关键词 > MachineLearning

Assignment 1 Exercises

发布时间：2023-07-25

Hello, dear friend, you can consult us at any time if you have any questions, add WeChat: daixieit

Assignment 1 Exercises

For this assignment, you will conduct programming tasks in Google Colab and answer provided questions in a Google Doc or MS Word document. You will submit 2 documents:

1. A PDF file converted from your Assignment Short Answer

2. A PDF file converted from Google Colab.

Drum, Text, and Animal Data

You will work with three data sets for this assignment.

Drum Data: These data are in drum_data.csv. These are the spectrum (frequencies) of sounds from a digital drum musical instrument. The task is to identify which type of drum produced the sound.

Text Data: These data are in count_hamilton.csv. These data are the word counts of the

Federalist papers, important documents in American history which have disputed authorship. The task is to identify the author of these documents.
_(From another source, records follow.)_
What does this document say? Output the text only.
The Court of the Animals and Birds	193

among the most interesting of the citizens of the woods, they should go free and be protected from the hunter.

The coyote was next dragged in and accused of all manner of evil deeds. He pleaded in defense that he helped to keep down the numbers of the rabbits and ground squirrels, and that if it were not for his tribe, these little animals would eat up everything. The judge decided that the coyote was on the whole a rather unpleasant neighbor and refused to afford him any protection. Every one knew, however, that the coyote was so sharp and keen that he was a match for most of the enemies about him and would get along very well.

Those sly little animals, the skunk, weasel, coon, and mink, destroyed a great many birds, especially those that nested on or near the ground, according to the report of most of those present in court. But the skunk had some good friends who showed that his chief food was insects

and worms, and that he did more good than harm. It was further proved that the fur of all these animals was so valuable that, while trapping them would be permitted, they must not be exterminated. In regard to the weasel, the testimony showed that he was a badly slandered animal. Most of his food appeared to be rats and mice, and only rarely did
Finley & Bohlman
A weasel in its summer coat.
Animal Data: These data are from an animal shelter. These are records of animals coming in for treatment, with a few characteristics of the animals and information on the outcome. The task is to predict the outcome.

Written Questions

(short answer, 2-3 sentences):

● For the animal shelter dataset, the classification results using k-nearest neighbor are not as good as the other datasets. Why do you think this is the case for this data? Explain in terms of inductive bias, and remember that you used OneHotEncoding, making the data more high-dimensional and sparse.

● Which distance metric seemed to perform the best on the test dataset, Euclidean or

Cosine distance? How large are the text feature vectors (how many features/words are in the dataset)? Do you think high-dimensional data like this are better suited for the

Euclidean or Cosine distance, based on your understanding of the methods and the results you have obtained here?
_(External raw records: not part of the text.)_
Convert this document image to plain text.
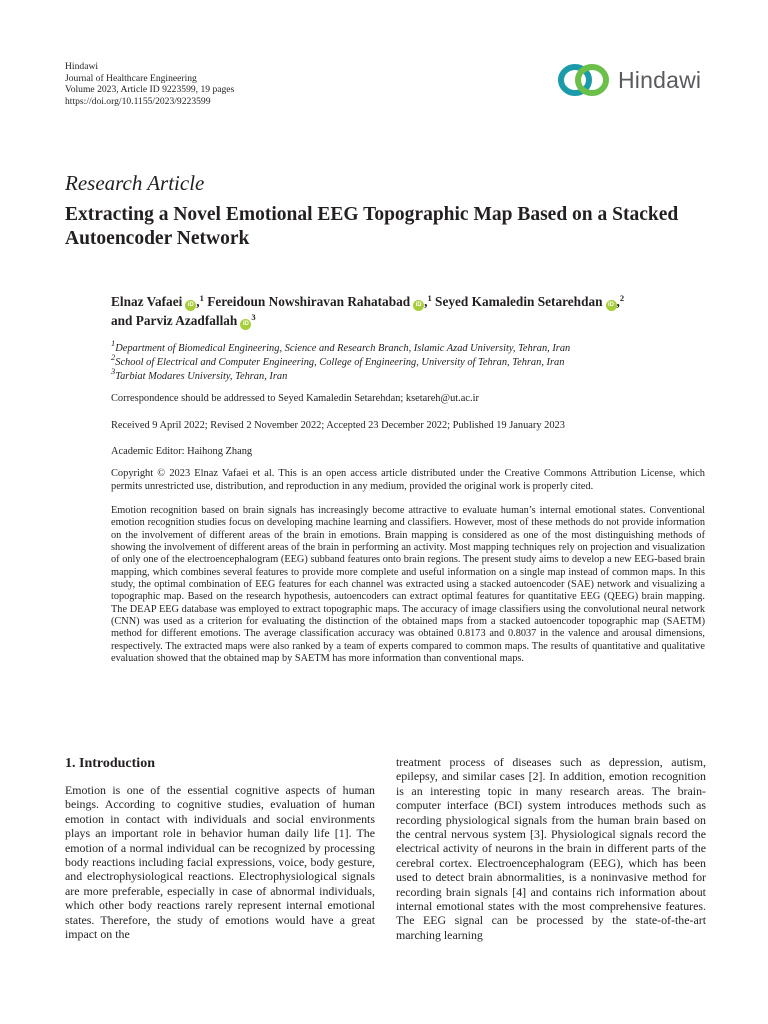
Hindawi
Journal of Healthcare Engineering
Volume 2023, Article ID 9223599, 19 pages
https://doi.org/10.1155/2023/9223599
Hindawi
Research Article
Extracting a Novel Emotional EEG Topographic Map Based on a Stacked Autoencoder Network
Elnaz Vafaei iD ,$^1$ Fereidoun Nowshiravan Rahatabad iD ,$^1$ Seyed Kamaledin Setarehdan iD ,$^2$
and Parviz Azadfallah $iD^3$
$^1$Department of Biomedical Engineering, Science and Research Branch, Islamic Azad University, Tehran, Iran
$^2$School of Electrical and Computer Engineering, College of Engineering, University of Tehran, Tehran, Iran
$^3$Tarbiat Modares University, Tehran, Iran
Correspondence should be addressed to Seyed Kamaledin Setarehdan; ksetareh@ut.ac.ir
Received 9 April 2022; Revised 2 November 2022; Accepted 23 December 2022; Published 19 January 2023
Academic Editor: Haihong Zhang
Copyright © 2023 Elnaz Vafaei et al. This is an open access article distributed under the Creative Commons Attribution License, which permits unrestricted use, distribution, and reproduction in any medium, provided the original work is properly cited.

Emotion recognition based on brain signals has increasingly become attractive to evaluate human’s internal emotional states. Conventional emotion recognition studies focus on developing machine learning and classifiers. However, most of these methods do not provide information on the involvement of different areas of the brain in emotions. Brain mapping is considered as one of the most distinguishing methods of showing the involvement of different areas of the brain in performing an activity. Most mapping techniques rely on projection and visualization of only one of the electroencephalogram (EEG) subband features onto brain regions. The present study aims to develop a new EEG-based brain mapping, which combines several features to provide more complete and useful information on a single map instead of common maps. In this study, the optimal combination of EEG features for each channel was extracted using a stacked autoencoder (SAE) network and visualizing a topographic map. Based on the research hypothesis, autoencoders can extract optimal features for quantitative EEG (QEEG) brain mapping. The DEAP EEG database was employed to extract topographic maps. The accuracy of image classifiers using the convolutional neural network (CNN) was used as a criterion for evaluating the distinction of the obtained maps from a stacked autoencoder topographic map (SAETM) method for different emotions. The average classification accuracy was obtained 0.8173 and 0.8037 in the valence and arousal dimensions, respectively. The extracted maps were also ranked by a team of experts compared to common maps. The results of quantitative and qualitative evaluation showed that the obtained map by SAETM has more information than conventional maps.

1. Introduction

Emotion is one of the essential cognitive aspects of human beings. According to cognitive studies, evaluation of human emotion in contact with individuals and social environments plays an important role in behavior human daily life [1]. The emotion of a normal individual can be recognized by processing body reactions including facial expressions, voice, body gesture, and electrophysiological reactions. Electrophysiological signals are more preferable, especially in case of abnormal individuals, which other body reactions rarely represent internal emotional states. Therefore, the study of emotions would have a great impact on the

treatment process of diseases such as depression, autism, epilepsy, and similar cases [2]. In addition, emotion recognition is an interesting topic in many research areas. The brain-computer interface (BCI) system introduces methods such as recording physiological signals from the human brain based on the central nervous system [3]. Physiological signals record the electrical activity of neurons in the brain in different parts of the cerebral cortex. Electroencephalogram (EEG), which has been used to detect brain abnormalities, is a noninvasive method for recording brain signals [4] and contains rich information about internal emotional states with the most comprehensive features. The EEG signal can be processed by the state-of-the-art marching learning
● On the audio (Drum) dataset, you should have used nearest neighbor, perceptron, and your own handwritten implementation of the perceptron. Which classifier performs best, or are they all giving about the same results? If there is a clear winner, explain why this classifier might be a good match for the audio dataset.

Programming Section (Complete this section in Google Colab)
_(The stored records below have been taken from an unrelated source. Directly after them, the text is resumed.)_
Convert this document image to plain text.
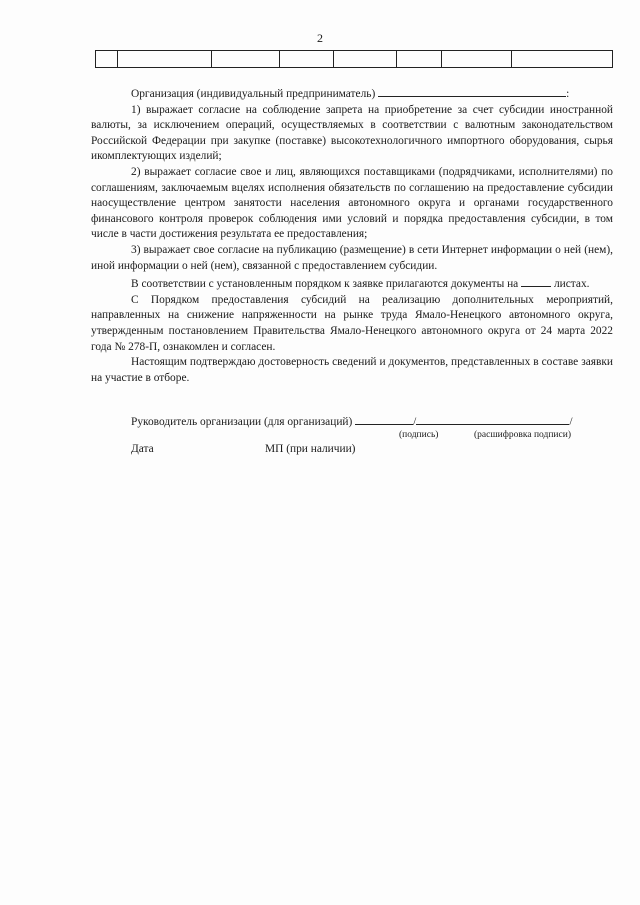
2

Организация (индивидуальный предприниматель)	:

1) выражает согласие на соблюдение запрета на приобретение за счет субсидии иностранной валюты, за исключением операций, осуществляемых в соответствии с валютным законодательством Российской Федерации при закупке (поставке) высокотехнологичного импортного оборудования, сырья икомплектующих изделий;

2) выражает согласие свое и лиц, являющихся поставщиками (подрядчиками, исполнителями) по соглашениям, заключаемым вцелях исполнения обязательств по соглашению на предоставление субсидии наосуществление центром занятости населения автономного округа и органами государственного финансового контроля проверок соблюдения ими условий и порядка предоставления субсидии, в том числе в части достижения результата ее предоставления;

3) выражает свое согласие на публикацию (размещение) в сети Интернет информации о ней (нем), иной информации о ней (нем), связанной с предоставлением субсидии.

В соответствии с установленным порядком к заявке прилагаются документы на	листах.

С Порядком предоставления субсидий на реализацию дополнительных мероприятий, направленных на снижение напряженности на рынке труда Ямало-Ненецкого автономного округа, утвержденным постановлением Правительства Ямало-Ненецкого автономного округа от 24 марта 2022 года № 278-П, ознакомлен и согласен.

Настоящим подтверждаю достоверность сведений и документов, представленных в составе заявки на участие в отборе.

Руководитель организации (для организаций)	/	/
(подпись)	(расшифровка подписи)
Дата	МП (при наличии)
One key to designing a k-nearest neighbor model is a good choice of the distance metric. By working through these examples (in order), you will overcome a few

challenges in applying distances to datasets. Use scikit-learn’s neighbors.KNeighborsClassifier to train a classifier on each of the provided datasets.

For all three datasets, because they are small in size, you will use most of the data for training. For all model, do a cross-validation split using:

X_train, X_test, y_train, y_test = train_test_split(X, y, test_size=0.10, random_state=42)

Load the Drum sounds dataset. Remember that these data are vectors, and each value is the

amount of power (signal intensity) at that particular frequency. Use the distance metric euclidean.

Next, staying with the Euclidean metric, increase the number of neighbors from1 to 9, only using odd numbers. Save the accuracy at each value of k, and you will be plotting them later. Change the distance metric to Manhattan distance. Again, vary the number of numbers and plot results for accuracy using both distance metrics on the Drum dataset. Plot both the training and test set errors as below.

Next, you will try the animal shelter data. To convert these categorical features to a vector, use enc = OneHotEncoder(sparse='False'). Read the documentation on what oneHotEncoder is

doing, and note how large the transformed data are. Plot a graph of accuracy using k varying from 1 to 9 and using Cosine as the distance.

Finally, load the text data using count_hamilton.csv. You will again use k-nearest neighbors to build a classifier, varying the number of neighbors from 1 to 9. Use both Cosine and Euclidean distance to plot accuracy as the number of neighbors increases.

Perceptron Implementation

Load the audio (Drum) dataset. Make sure you have plus and minus ones for labels. For example, you can modify the labels like this:

y=le.transform(labels)

y[y==0]=-1

Write the following functions:

predict_perceptron(X,w)

This takes a dataset and a weight vector and returns all the predictions that would be made by a perceptron.

train_perceptron(X,y,w)

Returns w, the trained weight vector. This will take the form of a for loop over all the data points, checking against the pseudocode in the text.

Train and test your perceptron using the audio (Drum) dataset. In addition, use scikit-learn’s perceptron classifier and compare. Verify that both your implementation and the built-in one are obtaining similar accuracy values.